Regresan los platos tradicionales, pero con menos calorías. El matambre se puede hacer reemplazando ese corte siempre lleno de grasa por milanesas de nalga o de bola de lomo dispuestas sobre papel de aluminio, con sus bordes superpuestos hasta obtener una lámina del tamaño deseado. Cubrirlo con verduras, espolvorear con abundante gelatina sin sabor, arrollar y hornear por 1 hora, en una asadera con poca agua. Prensarlo y mantener en la heladera. Cortar en rodajas.

Un jamoncito a la americana de prolongada cocción se reduce a una interesante opción de gruesas tajadas de un buen jamón cocido, que se dispone en una asadera. Cubrirlas con azúcar negra, vino tinto, frutas en almíbar (ananá, peras, duraznos) y abundante pimienta de molinillo. Cocinar media hora y servir fría o tibia.
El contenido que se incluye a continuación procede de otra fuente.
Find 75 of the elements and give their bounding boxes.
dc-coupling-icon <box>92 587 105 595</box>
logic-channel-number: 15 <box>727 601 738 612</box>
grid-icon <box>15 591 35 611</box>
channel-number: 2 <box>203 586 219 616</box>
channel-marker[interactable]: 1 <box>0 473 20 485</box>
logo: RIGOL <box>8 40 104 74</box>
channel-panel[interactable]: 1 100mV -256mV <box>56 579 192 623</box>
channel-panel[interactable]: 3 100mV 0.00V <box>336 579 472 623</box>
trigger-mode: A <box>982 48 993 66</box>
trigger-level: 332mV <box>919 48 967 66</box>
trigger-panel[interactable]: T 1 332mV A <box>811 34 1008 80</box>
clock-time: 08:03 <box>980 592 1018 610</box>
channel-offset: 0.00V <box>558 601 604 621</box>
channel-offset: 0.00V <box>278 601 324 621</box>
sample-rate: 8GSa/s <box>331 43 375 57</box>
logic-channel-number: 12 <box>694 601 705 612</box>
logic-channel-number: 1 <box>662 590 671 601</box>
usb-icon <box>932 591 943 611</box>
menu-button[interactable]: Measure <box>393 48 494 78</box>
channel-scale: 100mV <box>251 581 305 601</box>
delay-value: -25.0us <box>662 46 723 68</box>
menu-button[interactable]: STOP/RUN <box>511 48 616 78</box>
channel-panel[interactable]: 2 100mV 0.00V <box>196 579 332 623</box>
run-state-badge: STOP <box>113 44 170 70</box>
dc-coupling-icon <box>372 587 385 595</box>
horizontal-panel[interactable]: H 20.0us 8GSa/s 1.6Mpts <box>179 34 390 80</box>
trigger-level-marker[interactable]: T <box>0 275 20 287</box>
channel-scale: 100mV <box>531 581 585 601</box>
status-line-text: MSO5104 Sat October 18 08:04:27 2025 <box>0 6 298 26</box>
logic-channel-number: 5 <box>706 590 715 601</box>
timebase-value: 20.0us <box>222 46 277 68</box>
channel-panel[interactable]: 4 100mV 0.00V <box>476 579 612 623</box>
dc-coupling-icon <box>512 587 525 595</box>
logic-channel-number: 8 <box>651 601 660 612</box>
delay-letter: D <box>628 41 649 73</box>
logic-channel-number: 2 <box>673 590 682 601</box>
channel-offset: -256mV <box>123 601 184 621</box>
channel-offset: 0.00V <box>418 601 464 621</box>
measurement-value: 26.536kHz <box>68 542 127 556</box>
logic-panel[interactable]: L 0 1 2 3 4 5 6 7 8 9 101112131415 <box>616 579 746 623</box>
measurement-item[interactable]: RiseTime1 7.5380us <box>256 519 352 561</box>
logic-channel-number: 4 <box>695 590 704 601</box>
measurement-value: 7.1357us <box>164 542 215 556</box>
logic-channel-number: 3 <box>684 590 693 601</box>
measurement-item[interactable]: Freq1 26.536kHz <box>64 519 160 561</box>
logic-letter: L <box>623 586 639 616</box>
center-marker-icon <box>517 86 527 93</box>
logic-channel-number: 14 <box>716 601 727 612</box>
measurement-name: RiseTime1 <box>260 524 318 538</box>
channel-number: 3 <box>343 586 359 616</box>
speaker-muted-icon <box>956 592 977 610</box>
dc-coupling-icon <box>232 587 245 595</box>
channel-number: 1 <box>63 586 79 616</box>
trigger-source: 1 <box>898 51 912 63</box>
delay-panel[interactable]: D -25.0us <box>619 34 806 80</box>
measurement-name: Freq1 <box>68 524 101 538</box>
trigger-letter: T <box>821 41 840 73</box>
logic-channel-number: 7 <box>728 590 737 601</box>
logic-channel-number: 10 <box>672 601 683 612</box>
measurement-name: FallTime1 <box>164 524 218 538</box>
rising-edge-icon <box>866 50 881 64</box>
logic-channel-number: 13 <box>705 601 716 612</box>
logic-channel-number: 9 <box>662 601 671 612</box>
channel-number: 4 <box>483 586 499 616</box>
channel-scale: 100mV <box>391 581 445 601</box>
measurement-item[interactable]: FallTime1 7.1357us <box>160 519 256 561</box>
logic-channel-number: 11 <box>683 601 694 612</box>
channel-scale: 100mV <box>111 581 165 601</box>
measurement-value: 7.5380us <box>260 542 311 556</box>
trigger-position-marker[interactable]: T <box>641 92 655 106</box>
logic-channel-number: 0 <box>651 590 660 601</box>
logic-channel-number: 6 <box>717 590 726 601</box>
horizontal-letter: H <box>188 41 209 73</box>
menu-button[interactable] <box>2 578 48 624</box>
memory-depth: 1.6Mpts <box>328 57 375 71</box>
Las tartas –poca masa y mucho relleno– son una propuesta repetida, económica o costosa, pero siempre bien recibida. Las carnes frías, el justificativo para acercarle salsas interesantes. Muchas ensaladas, verduras asadas, variedad de bebidas, panes y galletas. Algún paté a mitad de camino entre los auténticos y sus adaptaciones. Algunos quesos, fiambres, fruta fresca y, una vez más, el mítico pan dulce, que podrá hacerse en casa o ser encargado en las confiterías de prestigio, muchas de ellas con oferta de pan dulce durante todo el año. Los hay para todos los gustos y limitaciones: con frutas o sin ellas, de bajo colesterol, para celíacos, para diabéticos, con harina integral…

Otra vez la mesa dulce, las familias que se agrandan, los chicos que crecen, las novias y novios que se suman, los nietos, los amigos que caen para el brindis y el lugar para ese invitado que pocos conocen y que se ha sumado para no estar solo.

Es la vida, simplemente la vida. Y en ella, las fiestas de fin de año llegan, se disfrutan (a veces se sufren) y se van. Siempre lo mismo –gracias a Dios–, todo igual.